The weekly repair cost Y for a machine has a probability density function given by f(y) = 3(1-y)^2 for 0<y<1, and 0 elsewhere.
with measurements in hundreds of dollars. how much money should be budgeted each week so that the actual repair cost will exceed the budgeted amount only 10% of the time.

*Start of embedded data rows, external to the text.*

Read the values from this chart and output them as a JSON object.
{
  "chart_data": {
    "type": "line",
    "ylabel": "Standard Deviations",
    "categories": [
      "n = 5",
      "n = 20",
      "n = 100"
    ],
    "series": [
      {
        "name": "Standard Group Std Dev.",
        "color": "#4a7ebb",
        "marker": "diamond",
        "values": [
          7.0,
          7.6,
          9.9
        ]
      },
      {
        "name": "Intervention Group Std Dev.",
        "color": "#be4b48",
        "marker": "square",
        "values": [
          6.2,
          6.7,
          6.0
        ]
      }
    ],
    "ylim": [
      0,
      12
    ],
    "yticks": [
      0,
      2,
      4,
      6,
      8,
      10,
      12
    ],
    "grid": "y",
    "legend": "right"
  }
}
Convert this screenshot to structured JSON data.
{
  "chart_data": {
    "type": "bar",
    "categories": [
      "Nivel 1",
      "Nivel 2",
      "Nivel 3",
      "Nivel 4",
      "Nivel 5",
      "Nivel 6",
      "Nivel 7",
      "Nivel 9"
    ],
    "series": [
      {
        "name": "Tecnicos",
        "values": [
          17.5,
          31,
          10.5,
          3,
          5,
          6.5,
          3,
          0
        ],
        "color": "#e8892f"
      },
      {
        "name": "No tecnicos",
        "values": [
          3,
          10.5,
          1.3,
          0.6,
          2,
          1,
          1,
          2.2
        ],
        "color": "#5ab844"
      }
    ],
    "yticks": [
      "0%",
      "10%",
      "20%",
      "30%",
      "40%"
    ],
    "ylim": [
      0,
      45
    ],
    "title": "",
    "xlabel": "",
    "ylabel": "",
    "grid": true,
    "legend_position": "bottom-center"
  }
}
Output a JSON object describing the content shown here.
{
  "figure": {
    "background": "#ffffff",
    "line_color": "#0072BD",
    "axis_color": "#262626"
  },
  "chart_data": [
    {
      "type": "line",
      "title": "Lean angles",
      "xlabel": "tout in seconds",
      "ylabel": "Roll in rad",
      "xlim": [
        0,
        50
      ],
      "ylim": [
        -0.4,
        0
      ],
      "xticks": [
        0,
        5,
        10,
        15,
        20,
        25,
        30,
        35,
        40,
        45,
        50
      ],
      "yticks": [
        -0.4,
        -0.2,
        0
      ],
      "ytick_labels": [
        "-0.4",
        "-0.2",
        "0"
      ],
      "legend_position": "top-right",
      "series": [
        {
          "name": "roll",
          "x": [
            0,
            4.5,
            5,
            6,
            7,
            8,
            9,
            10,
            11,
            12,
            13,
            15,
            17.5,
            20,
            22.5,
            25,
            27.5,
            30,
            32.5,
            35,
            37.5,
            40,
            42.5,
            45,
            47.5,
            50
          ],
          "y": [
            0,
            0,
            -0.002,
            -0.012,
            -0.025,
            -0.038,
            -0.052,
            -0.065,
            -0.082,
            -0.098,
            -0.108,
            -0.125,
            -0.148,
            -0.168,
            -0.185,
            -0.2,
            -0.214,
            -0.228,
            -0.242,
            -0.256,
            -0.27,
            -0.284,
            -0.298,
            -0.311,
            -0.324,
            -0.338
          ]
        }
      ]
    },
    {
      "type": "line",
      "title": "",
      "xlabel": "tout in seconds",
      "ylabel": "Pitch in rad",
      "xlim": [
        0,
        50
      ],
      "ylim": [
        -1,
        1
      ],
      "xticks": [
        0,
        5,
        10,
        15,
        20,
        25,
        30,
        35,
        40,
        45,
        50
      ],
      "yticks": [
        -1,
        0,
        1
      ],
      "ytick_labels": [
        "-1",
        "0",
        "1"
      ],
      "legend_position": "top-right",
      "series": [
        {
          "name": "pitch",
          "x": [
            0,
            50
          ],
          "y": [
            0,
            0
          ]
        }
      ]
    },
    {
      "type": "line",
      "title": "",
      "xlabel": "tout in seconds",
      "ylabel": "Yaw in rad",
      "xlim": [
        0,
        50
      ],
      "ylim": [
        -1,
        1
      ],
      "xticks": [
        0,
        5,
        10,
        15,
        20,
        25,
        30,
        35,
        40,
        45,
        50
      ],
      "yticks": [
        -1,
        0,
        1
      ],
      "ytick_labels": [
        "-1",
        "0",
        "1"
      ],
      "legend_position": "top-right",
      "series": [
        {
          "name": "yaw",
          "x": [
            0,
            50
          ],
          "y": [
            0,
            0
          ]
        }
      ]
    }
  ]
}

I know I need to integrate, but I simply am not sure on the interval I need to integrate over.
Help?
3 Answers
- Anonymous10 years ago
You want to integrate the density function from x to 1 and set it equal to .1
Then solve for x, and x times 100 is your answer
- cidyahLv 710 years ago
Find k such that Integral (k, 1) 3(1-y)^2 dy = .10
∫ 3(1-y)^2 dy = -3(1-y)^3 /3 = -(1-y)^3
Let F(y) =-(1-y)^3
Integrating from k to 1
F(1) =0
F(k) = -(1-k)^3
F(1)-F(k) = 0 - (-(1-k)^3) = .10
(1-k)^3 = .10
3 log(1-k) = log(.10)
log(1-k)=log(0.10)/3
1-k = e^log(0.10)/3
k = 1-e^[log(0.10)/3]
k=0.5358 (in hundreds of dollars)
- Anonymous10 years ago
You're probably not going to get the correct answer here.